Initially you should build a rectifier circuit, mainly for its polarizing power circuit, since you do not know which is the antibody positive your telephone line but know that tensions are measured inversely ie, when measured with respect to ground (GND) the measures will be negative, this is because it was discovered that the poles of the batteries used to be gnawed less well when connected to the system.

A second step is you develop a small coupler to avoid connecting your circuit directly to the telephone line. For this you can use a pair of low-pass filters, which are placed at each connection point of the line after the bridge rectifier, and the downside of the bridge rectifier is connected to ground your circuit with this filter. And the plus point is connected to a PWM output of your controller.

Other important information you can not connect the PWM port directly to this filter, because the voltage levels in the telephone line are quite different, namely:

  • When the line rings you get a voltage exceeding 60V oscillating above 20Hz.
  • When the line is in standby mode it remains between 30V and 48V as your carrier and region.
  • When the line is busy or because your circuit or another extension you will have a voltage between 6V and 12V.
  • Already the audio modulation in their line occurs with peak 0,7Volts equivalent to 3dBm therefore its PWM output should give output like this.

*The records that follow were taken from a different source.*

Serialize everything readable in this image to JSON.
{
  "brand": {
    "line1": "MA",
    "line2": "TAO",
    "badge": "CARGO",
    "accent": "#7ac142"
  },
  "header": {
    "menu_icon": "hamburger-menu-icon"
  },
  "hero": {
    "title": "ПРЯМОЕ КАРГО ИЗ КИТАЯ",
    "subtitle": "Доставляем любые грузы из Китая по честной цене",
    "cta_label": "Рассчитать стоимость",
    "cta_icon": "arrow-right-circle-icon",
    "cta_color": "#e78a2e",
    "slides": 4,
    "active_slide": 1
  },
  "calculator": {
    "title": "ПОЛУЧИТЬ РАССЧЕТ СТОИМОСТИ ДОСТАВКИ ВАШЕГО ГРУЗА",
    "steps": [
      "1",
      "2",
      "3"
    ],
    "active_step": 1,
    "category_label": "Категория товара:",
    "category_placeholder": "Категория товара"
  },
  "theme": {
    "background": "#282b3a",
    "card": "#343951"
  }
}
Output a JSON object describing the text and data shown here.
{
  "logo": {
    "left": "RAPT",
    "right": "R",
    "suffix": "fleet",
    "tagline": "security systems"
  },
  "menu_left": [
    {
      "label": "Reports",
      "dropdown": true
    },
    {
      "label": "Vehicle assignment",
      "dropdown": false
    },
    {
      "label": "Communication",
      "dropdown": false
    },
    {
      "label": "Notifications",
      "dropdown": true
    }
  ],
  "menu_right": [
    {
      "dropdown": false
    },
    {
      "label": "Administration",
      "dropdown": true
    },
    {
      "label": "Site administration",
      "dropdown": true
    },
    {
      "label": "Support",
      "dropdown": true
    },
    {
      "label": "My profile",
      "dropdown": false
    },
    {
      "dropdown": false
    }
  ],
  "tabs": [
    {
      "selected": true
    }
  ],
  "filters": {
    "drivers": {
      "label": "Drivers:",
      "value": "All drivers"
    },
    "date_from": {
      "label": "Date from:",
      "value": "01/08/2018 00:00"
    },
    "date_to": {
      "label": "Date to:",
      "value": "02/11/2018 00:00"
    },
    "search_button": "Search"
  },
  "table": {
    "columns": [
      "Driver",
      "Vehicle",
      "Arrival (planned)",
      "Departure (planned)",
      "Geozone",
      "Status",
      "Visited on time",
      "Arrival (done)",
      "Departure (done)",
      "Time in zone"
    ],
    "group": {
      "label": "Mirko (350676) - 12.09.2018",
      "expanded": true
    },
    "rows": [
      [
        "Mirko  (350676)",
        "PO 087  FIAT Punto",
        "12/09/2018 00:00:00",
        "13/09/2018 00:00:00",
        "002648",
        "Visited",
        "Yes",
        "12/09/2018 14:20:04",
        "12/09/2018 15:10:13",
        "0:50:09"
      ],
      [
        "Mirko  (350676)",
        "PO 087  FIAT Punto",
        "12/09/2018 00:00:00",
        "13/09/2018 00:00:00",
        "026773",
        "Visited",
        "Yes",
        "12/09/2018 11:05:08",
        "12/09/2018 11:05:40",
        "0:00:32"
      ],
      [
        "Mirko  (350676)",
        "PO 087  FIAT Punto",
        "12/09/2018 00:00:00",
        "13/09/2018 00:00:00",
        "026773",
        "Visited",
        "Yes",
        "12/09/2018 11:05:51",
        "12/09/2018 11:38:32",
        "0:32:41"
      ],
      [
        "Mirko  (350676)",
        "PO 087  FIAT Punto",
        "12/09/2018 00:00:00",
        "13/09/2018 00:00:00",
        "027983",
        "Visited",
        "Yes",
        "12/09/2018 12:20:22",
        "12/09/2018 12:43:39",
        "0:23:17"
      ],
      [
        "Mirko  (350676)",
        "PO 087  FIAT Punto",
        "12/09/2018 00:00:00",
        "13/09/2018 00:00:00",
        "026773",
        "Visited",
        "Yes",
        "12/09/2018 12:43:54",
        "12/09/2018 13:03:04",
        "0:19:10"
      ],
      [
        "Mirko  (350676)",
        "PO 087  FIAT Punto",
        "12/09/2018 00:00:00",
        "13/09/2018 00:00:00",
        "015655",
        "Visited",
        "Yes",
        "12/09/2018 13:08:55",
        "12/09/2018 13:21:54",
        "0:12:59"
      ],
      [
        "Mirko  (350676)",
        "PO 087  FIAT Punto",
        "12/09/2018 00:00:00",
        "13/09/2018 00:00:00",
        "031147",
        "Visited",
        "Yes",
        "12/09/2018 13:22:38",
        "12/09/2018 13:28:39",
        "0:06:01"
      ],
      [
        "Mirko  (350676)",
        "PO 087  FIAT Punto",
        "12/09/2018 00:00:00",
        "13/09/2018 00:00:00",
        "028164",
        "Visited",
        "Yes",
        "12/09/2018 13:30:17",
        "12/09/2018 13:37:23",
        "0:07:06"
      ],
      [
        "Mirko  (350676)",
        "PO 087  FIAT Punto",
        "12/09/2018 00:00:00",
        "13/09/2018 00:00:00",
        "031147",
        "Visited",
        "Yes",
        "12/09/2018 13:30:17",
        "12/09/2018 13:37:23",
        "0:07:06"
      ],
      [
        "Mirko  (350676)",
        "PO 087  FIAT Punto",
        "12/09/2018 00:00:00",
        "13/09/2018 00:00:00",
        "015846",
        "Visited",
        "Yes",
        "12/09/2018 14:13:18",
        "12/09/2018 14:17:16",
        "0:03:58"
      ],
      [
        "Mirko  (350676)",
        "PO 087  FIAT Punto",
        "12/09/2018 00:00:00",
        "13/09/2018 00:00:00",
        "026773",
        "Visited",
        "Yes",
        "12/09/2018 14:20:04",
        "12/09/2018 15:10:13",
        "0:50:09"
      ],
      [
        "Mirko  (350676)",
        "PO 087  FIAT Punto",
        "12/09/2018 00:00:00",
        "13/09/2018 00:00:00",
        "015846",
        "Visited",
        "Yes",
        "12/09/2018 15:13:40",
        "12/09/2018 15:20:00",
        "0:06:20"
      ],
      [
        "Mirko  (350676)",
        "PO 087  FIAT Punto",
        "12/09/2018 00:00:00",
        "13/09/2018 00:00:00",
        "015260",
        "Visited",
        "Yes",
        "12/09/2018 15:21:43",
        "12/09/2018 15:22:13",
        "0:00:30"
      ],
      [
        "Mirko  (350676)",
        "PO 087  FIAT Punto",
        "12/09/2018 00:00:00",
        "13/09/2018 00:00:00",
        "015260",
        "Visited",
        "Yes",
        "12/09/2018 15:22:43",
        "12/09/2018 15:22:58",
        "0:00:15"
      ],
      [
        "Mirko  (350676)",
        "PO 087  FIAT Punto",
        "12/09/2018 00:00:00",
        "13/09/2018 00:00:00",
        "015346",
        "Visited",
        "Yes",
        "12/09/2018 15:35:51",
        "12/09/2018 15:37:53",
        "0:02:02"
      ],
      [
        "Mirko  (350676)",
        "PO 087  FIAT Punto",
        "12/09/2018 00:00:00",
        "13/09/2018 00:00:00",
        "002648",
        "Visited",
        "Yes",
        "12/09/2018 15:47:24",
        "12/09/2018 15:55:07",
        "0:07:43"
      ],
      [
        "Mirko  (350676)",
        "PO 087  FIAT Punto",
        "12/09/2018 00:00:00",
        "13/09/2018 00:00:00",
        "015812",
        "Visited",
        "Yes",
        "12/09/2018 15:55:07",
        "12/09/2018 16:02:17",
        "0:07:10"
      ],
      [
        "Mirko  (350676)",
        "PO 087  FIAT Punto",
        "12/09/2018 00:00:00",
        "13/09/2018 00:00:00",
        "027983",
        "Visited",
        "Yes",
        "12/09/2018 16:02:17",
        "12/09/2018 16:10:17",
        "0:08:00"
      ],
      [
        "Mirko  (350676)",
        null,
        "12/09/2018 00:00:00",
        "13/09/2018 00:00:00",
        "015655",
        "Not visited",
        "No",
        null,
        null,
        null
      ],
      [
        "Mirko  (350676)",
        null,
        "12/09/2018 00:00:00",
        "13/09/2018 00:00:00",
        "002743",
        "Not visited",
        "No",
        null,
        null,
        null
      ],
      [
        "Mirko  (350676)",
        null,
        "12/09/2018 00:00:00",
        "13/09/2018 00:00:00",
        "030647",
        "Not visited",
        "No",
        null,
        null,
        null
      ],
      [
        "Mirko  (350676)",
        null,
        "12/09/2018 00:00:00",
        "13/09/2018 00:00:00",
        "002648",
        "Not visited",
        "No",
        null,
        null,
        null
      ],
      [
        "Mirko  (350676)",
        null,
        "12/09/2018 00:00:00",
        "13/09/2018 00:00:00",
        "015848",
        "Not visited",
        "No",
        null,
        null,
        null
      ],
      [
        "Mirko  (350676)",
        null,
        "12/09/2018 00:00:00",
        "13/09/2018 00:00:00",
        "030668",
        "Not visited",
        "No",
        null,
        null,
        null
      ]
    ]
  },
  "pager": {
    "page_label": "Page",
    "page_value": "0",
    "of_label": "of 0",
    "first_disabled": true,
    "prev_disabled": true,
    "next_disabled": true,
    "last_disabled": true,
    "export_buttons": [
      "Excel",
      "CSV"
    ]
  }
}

To match the level of your line voltage with the telephonic system you can use a voltage divider which has an output of 0 to 0,7Volts ie when the door PWM pulse maximum output voltage of 5V should be 0,7Volts the divisor resistive. Another way is to use an operational amplifier having a gain reverse, thus reducing output. you can also use a optoacoplado circuit with 4n25 and thus polarize the phototransistor for such variation with the pulses in your diode.

Another important component in this circuit is a pair of diodes to be done clipping the signal, ie, as our voltage limit for audio is 0,7Volts after the filters put a couple of diodes between the positive and negative of your signal filtered in the bridge rectifier, so prevent signals above this level reaches the arduino when ouver noise on the line.